秦广源慢慢端起茶杯喝了一口,满脸都是沉吟之色:“小女能得到王爷的青睐,实在是三生有幸,只是小女这出身,怕是与王爷门不当户不对,配不上王爷吧?”
秦家在京城再显赫,秦佩萱到底出身民间,北堂凌钰却贵为皇子,彼此之间还是有悬殊的,他这话倒也不完全算是谦虚。
北堂凌钰自然立刻摇头:“秦家主此言差矣,我看重的是萱儿这个人,与她的出身无关。何况萱儿知书达理,才貌双全,只有我配不上萱儿,哪有萱
儿配不上我?秦家主若肯割爱,我才是真正的三生有幸呢。”
这话听在耳中,秦广源显然觉得十分舒服,却依然有些迟疑:“王爷若果真与小女两情相悦,我自是不会棒打鸳鸯。可自古以来这婚姻大事都是父母之命,媒妁之言,王爷的婚事,也应该由皇上和淑妃娘娘做主吧?说不定他们根本就瞧不上小女…”

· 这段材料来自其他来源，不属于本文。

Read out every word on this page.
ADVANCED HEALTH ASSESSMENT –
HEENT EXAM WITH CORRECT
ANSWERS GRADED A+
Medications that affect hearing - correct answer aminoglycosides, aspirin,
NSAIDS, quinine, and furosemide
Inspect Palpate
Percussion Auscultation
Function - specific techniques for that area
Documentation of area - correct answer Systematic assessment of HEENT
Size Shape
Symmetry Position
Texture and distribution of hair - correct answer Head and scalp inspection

“这一点请家主放一百万个心。”北堂凌钰立刻摆了摆手,一副信心十足的样子,“父皇和母妃早就说过,两个人在一起,最重要的就是彼此倾心,两情相悦,只要是我真心喜欢的人,他们都愿意成全。何况萱儿那么好,母妃一直都很喜欢她,早就说过让我快点上门提亲了,是我一直觉得我现在还不够出色,配不上萱儿,才一直没敢上门。”
倒是没想到他会说出这样的话,秦广源不由怔了一下:“这样吗?其实王爷想多了…”
“字字句句出自真心!”北堂凌钰举起了手,一副赌咒发誓的样子,“到现在为止,萱儿是我唯一喜欢的人,我早就发过誓,一定要让她过上最好的
生活,我要把世间最好的东西都给她!可是我很惭愧,最好的东西一直没能争取到。不过我想好了,不能让萱儿一直这样等着我,我要娶她回去,好好疼她,爱她,还望秦家主成全!”
他突然站了起来,一撩袍服对着秦广源跪了下去,恭恭敬敬地叩了个头。
秦广源吓了一跳,赶紧起身搀扶:“使不得,这可万万使不得!王爷快快请起,快快请!”
北堂凌钰微笑,倒是一脸淡定:“只要您点个头,您可就是我的岳父大人了,这有何使不得的?”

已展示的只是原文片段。